Most bank failures are the result of financial challenges where the bank is unable to meet its obligations towards the creditors. Creative bookkeeping, like Lehman Brothers did, can delay the discovery of excessive risk taking and even bigger financial losses. Another major reason for bank failure is the assumed violation of international anti-money laundering regulation. In this scenario the bank does not necessarily has financial challenges but is alleged a risk to the confidence in and stability of the global financial system.

Smaller private banks and financial institutions vulnerable for abuse, are often well capitalized. Still, the asset-liability mismatch and the maturity gap always deliver challenge when a run on the bank occurs. As such, value fluctuations and financial challenges of all financial institution should be handled with utmost care.

Staged asset recovery

International bank customers do not always choose for the best solution to serve their needs. The best solution provides stable and reliable deposit protection for a well-capitalized systemic bank registered in a jurisdiction with strict bank regulation that is seldom transgressed. This combination is so strong that even a bail-in of debt in matters of bank restructuring does not hurt that much for the creditors involved.

When a bank fails and a bail-in or liquidation is the only way to resolve the matter, creditors are repaid in a staged asset recovery procedure. At first there is often limited access to the account balance for withdrawals. These limitations are required to avoid a run on the bank and a devaluation of the corporate assets leading to further economic decline. The moment that the resolution plan is announced, the deposit protection scheme can be activated to repay insured creditors a maximum amount. The deposit guarantee scheme takes place prior to the liquidation. Creditors who fail to claim under the DGS or who don’t qualify for deposit protection, are then handed down to the corporate liquidation. This liquidation follows a creditor hierarchy where, depending on the value of the assets of the failed bank, creditors may experience a write-down or haircut on their claim. As a final point, creditors may start civil action against the wrongdoer who is responsible for their loss. Obviously, a court must confirm the legitimacy of such claims before losses can be claimed via civil action.

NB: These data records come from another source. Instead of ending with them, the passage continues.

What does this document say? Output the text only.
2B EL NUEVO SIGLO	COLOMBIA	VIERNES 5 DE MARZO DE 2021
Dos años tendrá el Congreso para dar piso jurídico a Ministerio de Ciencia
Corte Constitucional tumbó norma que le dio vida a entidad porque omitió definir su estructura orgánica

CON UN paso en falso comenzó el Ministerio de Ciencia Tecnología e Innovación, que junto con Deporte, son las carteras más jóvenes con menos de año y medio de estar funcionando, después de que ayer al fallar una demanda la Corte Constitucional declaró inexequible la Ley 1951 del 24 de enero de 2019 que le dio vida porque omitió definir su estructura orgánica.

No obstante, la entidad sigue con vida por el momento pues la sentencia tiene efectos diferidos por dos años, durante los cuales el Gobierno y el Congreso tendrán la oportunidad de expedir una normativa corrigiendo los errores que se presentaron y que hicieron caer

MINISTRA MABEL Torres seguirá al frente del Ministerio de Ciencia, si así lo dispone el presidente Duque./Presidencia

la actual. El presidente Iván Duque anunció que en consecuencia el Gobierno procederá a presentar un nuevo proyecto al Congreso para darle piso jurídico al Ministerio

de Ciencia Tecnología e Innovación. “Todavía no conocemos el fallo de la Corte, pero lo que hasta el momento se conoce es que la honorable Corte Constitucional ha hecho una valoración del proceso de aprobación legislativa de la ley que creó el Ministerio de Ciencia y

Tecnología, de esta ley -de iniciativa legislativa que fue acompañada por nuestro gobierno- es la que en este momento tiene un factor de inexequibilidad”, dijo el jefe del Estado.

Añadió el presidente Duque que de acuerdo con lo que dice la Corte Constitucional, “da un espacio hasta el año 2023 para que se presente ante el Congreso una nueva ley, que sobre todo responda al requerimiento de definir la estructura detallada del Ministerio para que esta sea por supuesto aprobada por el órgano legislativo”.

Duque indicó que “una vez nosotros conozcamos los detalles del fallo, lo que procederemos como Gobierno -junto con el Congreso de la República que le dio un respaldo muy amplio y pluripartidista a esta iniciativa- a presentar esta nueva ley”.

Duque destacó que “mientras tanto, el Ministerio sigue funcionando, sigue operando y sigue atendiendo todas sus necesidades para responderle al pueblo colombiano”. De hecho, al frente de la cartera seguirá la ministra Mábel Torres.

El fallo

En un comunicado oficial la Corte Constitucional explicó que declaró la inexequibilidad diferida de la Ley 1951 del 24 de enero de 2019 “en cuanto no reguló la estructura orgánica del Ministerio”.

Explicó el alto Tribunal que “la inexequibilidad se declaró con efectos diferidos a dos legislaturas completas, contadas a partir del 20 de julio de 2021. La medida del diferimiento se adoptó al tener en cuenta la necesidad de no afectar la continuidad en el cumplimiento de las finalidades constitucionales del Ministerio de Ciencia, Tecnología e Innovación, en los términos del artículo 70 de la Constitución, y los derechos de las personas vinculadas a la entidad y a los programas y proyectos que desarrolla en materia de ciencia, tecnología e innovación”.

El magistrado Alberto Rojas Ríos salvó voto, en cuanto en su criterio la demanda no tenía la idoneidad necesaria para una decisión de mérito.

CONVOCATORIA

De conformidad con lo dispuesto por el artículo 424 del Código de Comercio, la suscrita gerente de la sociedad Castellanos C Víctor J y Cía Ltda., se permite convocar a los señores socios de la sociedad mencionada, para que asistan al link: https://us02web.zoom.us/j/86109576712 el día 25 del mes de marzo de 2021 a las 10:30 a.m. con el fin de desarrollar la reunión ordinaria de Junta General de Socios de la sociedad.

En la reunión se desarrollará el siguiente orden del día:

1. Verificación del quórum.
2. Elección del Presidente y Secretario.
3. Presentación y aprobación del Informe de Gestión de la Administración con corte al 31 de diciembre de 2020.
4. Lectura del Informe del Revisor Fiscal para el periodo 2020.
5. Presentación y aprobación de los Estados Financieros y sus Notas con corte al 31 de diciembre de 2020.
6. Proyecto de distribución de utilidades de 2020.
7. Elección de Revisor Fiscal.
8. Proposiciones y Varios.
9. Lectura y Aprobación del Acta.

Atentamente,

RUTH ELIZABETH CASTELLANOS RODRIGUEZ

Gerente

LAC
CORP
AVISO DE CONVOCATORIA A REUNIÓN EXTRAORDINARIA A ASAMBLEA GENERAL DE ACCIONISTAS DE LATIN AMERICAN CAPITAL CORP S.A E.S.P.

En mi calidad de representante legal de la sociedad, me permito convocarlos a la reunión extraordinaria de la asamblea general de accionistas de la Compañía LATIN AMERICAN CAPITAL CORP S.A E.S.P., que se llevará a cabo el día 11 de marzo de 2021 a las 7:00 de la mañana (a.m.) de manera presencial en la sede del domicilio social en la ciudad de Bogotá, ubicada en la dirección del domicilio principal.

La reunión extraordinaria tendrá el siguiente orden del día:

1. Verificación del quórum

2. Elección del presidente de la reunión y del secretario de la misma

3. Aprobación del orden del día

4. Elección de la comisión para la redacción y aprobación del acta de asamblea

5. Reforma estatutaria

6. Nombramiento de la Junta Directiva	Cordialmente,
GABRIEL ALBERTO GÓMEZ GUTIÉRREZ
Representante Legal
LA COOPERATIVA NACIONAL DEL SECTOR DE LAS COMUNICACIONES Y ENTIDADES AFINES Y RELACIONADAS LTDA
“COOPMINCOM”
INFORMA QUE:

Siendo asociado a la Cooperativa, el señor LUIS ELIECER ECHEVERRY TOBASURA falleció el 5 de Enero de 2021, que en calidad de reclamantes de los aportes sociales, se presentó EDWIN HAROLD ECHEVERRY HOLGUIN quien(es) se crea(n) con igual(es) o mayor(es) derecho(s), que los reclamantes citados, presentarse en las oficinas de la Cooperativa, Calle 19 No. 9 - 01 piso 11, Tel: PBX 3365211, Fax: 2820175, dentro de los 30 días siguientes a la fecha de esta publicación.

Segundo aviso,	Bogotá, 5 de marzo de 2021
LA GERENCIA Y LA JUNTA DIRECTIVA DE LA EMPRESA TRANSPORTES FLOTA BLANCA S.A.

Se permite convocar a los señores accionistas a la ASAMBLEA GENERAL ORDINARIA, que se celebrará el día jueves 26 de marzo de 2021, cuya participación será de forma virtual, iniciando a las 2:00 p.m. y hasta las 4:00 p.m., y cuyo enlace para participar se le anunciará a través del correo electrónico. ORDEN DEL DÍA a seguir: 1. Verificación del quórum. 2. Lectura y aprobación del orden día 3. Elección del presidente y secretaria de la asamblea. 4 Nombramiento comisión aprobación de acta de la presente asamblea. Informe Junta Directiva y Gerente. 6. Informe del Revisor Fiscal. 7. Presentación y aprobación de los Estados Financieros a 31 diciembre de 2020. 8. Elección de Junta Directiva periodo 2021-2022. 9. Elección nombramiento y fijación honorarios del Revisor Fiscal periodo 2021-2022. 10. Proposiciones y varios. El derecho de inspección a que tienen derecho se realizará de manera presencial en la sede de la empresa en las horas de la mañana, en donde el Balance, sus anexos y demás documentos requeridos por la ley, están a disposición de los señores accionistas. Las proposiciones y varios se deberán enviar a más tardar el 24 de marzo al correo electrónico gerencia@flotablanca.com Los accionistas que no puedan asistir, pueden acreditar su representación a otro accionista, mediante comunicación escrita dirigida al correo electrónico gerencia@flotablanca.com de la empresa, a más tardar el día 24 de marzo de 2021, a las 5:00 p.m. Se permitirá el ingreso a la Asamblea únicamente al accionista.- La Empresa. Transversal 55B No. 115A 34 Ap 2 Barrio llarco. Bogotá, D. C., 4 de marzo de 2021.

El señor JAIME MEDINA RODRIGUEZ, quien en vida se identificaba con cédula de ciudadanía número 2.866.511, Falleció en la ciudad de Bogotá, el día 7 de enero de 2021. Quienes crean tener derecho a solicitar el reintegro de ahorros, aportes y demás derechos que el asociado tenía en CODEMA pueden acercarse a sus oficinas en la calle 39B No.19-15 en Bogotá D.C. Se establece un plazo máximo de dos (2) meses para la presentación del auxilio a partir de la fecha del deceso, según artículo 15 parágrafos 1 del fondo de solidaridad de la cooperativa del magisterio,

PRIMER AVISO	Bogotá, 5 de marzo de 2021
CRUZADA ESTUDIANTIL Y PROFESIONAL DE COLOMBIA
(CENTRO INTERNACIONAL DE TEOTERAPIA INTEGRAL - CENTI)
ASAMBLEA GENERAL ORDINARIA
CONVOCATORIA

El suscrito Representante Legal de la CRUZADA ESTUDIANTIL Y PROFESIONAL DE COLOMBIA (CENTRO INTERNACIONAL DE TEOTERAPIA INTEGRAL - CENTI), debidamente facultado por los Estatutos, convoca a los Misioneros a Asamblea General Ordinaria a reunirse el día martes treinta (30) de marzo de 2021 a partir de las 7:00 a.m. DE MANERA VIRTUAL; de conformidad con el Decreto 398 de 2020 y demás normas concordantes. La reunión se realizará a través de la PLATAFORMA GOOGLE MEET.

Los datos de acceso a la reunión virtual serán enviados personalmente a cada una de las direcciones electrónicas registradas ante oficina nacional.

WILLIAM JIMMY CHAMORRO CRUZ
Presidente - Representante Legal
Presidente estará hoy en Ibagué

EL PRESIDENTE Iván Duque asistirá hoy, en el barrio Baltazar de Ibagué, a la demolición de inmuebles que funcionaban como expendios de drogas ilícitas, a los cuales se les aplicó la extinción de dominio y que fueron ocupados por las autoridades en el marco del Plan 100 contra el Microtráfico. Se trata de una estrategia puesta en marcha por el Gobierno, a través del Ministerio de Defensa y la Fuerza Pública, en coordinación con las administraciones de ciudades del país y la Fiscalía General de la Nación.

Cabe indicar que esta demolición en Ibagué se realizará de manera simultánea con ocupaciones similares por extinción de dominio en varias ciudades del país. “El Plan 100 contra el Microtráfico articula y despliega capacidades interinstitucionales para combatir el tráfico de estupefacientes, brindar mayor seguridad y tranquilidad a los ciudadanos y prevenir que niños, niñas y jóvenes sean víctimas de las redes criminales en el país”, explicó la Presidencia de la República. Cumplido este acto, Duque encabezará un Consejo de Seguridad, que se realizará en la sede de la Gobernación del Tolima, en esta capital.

Hair-cut and asset write down in bank liquidation

Asset and fund recovery in bank liquidation follows a staged recovery pattern. As explained in this article, there are three main categories under which money is repaid to creditors. Alongside these three main categories, creditors can also take matters in their own hands and start civil action. The combination of the traditional resolution strategies with external action delivers the best outcome. However, financial institutions fail for a reason. Due to the nature of the business of banking and credit supply, bank failure and liquidation almost always has an impact on the value of the assets of the bank. Therefore, as unfortunate as it may sound, a hair-cut and asset write down in bank liquidation is always to be expected. Creditors can do several things to maximize their position. As such, the level of the hair-cut and asset write down can be partly controlled by themselves.